December 30, 2005

Shanghai Butterfly

We returned home for the holidays, and there's a whole novel in that somewhere, but one I'm not inspired to write.

Instead, here's a thing. My mother's driving scares me.

I don't mean she's reckless, or a speeder, or one of those strange beasts who seem to feel it necessary to tailgate you when you are one of only two cars on the street, the other being the one who is irrationally jammed up just behind you like he's harboring indecent thoughts about your trunk space, if you know what I'm getting at. I mean that she's scary, as in she's frightening. Last year, this was evidenced in a creative disdain for the minimum speed limit. Not the maximum, mind. The minimum. On a 60 MPH freeway, she would putter happily along at a comfortable 50.

This time, we discovered that she's added a new trick to her repertoire. She stops to read street signs.

No, I don't mean she reads the street signs. I mean she stops to read street signs.

You heard me.

Stops.

The car.

Mom doesn't read English very well. She reads it slowly. She feels it is irresponsible for her to read and drive at the same time. Other people would just not read the signs. She stops the car. This, for some reason, causes a little hysteria in her passengers.

I'm sorry. Did I remember to mention that she does this on the freeway, too?

"What are you doing?
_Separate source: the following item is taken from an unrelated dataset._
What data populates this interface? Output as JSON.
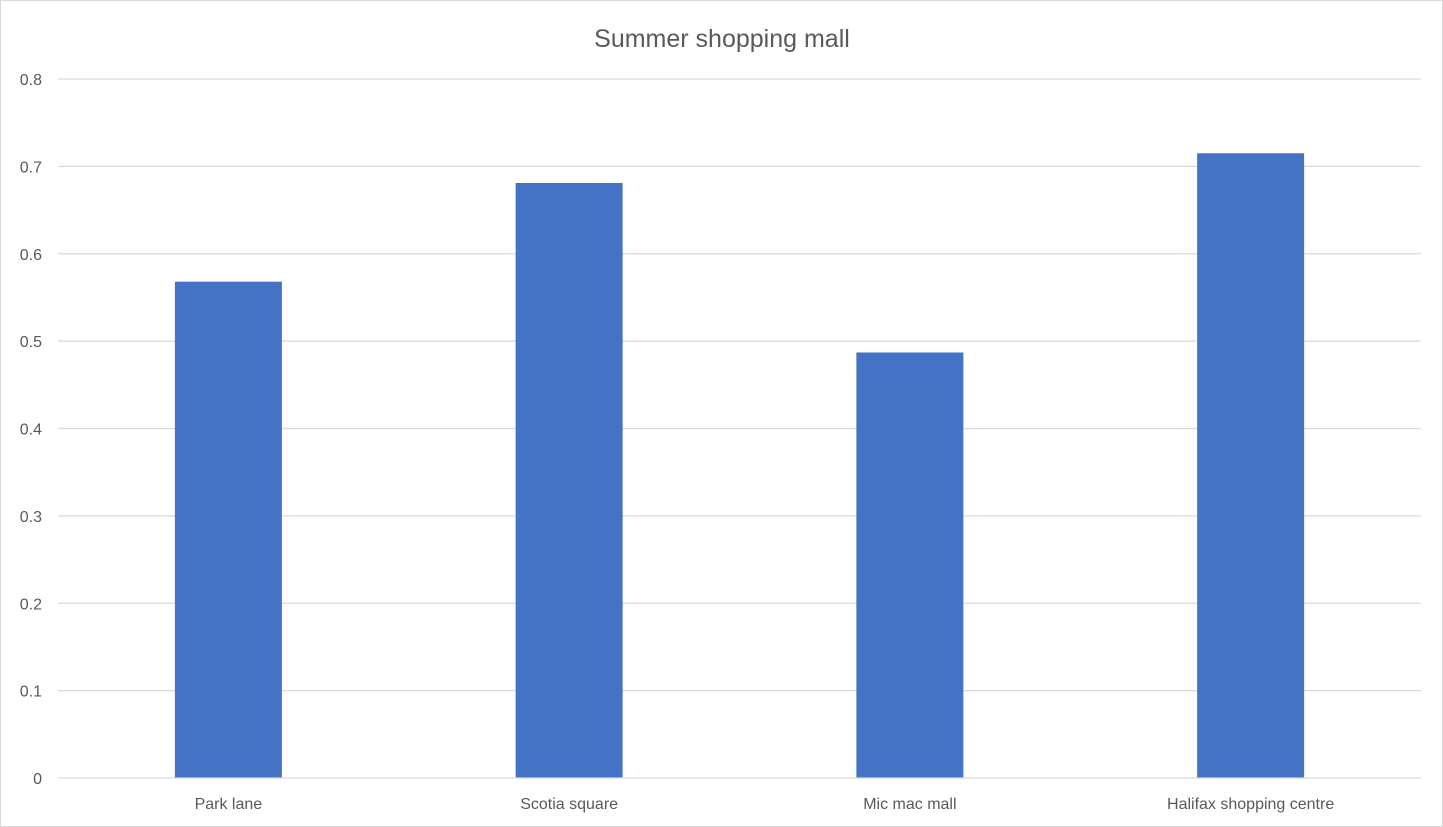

Oh my God. WHAT ARE YOU DOING?!"

"Exit ... 6. What does that sign say? Sun-- sunset? Street."

"Mom, you can't stop. You're on the freeway. Mom, speed up. Oh my God. SPEED UP!"

"Yuuuuuhri. Do you want me to cause accident? I am reading."

Stops are also useful for deciding what to do next. For instance, deciding whether to park in this parking lot, or that parking lot. Half-in, half-out of the parking lot driveway, the entire back end of the van thrust cheekily out to block a major thoroughway, my mother pauses to decide whether she wants to pay $6 for parking.

"What to do. What to dooooo?"

"Mom?"

"Hm. We park here, maybe. Except it is raining."

"Uh, Mom. There are cars--"

"Do I have umbrella? Is there umbrella in the back?"

"--trying to get past, and you're--"

"Maybe there is other parking lot. It is raining."

"--blocking the ... oh my God, don't back up."

"What do we do? Hm."

Argument fails to make an impression. She is as teflon. By the end of the visit, we were numb. Stop on I-5? Sure, why not. Crane to look at a Christmas tree and veer ever-so-gently into the median? Whatever.

"Mom," I said gently during the car ride home from Sea-Tac. "Your driving is a little dangerous, isn't it?"

Her eyes grow round, dark, and shiny as marbles. "Me? I don't think so. I am the safest one. I have no accidents."

And then she slowed down to look at construction beside the I-5, while Barbara Bush zipped by us at a brisk 50 MPH.

***

"You know what your mom is?"

"What?"

"She's like that butterfly. You know, sometimes I'm driving to work and the traffic just stops dead, and a hundred yards later it just starts flowing again without any explanation. That's your mother, a thousand miles up in Seattle, flapping her wings."

"The Shanghai--"

"Yeah, the Shanghai Butterfly. That's your mom."